A Survey of OCR Evaluation Methods and Metrics and the Invisibility of Historical Documents

arXiv cs.CV / 3/30/2026

💬 OpinionIdeas & Deep AnalysisModels & Research

Key Points

  • The paper surveys how OCR and document-understanding systems are evaluated (2006–2025) and finds evaluations skew toward modern, Western, institutional documents rather than historical or marginalized archives.
  • It reports that Black historical newspapers and similar community-produced documents are rarely included in reported training data or benchmark datasets, leading to a blind spot in what systems are tested on.
  • The review shows many evaluations focus on character accuracy and surface task success, while often missing structural failure modes common in historical material (e.g., column collapse, typographic errors, and hallucinated text).
  • Using archival/empirical context, the study argues that these evaluation gaps contribute to “structural invisibility” and representational harm, driven by organizational and institutional behaviors, benchmark incentives, and data governance choices.
  • The authors propose that benchmark and governance design should better reflect historical document complexity to prevent systematic misrepresentation by vision transformer and multimodal OCR systems.

Abstract

Optical character recognition (OCR) and document understanding systems increasingly rely on large vision and vision-language models, yet evaluation remains centered on modern, Western, and institutional documents.

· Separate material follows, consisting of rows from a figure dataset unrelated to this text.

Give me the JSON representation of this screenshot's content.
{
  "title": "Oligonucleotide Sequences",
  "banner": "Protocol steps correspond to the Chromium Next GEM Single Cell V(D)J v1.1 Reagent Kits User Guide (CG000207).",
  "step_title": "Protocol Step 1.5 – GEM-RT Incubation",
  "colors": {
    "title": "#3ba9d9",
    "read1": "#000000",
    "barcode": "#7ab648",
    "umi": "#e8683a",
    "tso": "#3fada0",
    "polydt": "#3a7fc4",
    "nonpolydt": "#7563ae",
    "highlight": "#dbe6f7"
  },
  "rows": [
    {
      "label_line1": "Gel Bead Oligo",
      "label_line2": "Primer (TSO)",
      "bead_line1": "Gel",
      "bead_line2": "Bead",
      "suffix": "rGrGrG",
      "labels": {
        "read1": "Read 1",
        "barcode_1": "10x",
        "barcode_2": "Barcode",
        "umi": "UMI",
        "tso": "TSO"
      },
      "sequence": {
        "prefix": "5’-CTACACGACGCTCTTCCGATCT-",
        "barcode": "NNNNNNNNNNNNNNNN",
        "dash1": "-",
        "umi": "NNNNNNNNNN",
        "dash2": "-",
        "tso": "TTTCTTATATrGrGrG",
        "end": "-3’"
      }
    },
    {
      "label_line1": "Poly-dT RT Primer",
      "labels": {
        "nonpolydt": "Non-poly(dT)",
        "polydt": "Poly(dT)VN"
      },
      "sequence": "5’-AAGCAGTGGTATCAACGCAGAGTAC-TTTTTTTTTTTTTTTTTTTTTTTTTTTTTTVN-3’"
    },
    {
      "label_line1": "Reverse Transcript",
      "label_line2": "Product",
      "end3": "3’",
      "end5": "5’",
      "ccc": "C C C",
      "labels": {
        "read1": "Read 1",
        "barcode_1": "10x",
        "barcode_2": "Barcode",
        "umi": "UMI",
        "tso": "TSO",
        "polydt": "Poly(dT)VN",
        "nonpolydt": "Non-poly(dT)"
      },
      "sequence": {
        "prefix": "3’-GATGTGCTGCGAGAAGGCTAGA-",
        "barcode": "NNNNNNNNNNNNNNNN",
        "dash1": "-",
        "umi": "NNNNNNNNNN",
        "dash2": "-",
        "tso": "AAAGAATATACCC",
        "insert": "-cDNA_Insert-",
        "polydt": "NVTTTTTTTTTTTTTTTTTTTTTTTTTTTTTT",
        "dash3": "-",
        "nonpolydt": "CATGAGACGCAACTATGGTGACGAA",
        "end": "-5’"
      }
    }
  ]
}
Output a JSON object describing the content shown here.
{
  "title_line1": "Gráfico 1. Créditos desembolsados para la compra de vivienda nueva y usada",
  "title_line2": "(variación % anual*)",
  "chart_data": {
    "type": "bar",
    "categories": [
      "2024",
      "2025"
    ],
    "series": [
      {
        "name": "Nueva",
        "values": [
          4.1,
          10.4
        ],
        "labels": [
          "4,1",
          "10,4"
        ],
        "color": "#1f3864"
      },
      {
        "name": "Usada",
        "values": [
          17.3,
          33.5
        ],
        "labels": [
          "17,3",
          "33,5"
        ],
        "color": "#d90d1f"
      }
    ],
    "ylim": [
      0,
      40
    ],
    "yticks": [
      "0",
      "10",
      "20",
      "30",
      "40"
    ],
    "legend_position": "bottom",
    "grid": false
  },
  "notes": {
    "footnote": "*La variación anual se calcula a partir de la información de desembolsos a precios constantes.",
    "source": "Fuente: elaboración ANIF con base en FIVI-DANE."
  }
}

This emphasis masks system behavior in historical and marginalized archives, where layout, typography, and material degradation shape interpretation. This study examines how OCR and document understanding systems are evaluated, with particular attention to Black historical newspapers. We review OCR and document understanding papers, as well as benchmark datasets, which are published between 2006 and 2025 using the PRISMA framework. We look into how the studies report training data, benchmark design, and evaluation metrics for vision transformer and multimodal OCR systems. During the review, we found that Black newspapers and other community-produced historical documents rarely appear in reported training data or evaluation benchmarks. Most evaluations emphasize character accuracy and task success on modern layouts. They rarely capture structural failures common in historical newspapers, including column collapse, typographic errors, and hallucinated text. To put these findings into perspective, we use previous empirical studies and archival statistics from significant Black press collections to show how evaluation gaps lead to structural invisibility and representational harm. We propose that these gaps occur due to organizational (meso) and institutional (macro) behaviors and structure, shaped by benchmark incentives and data governance decisions.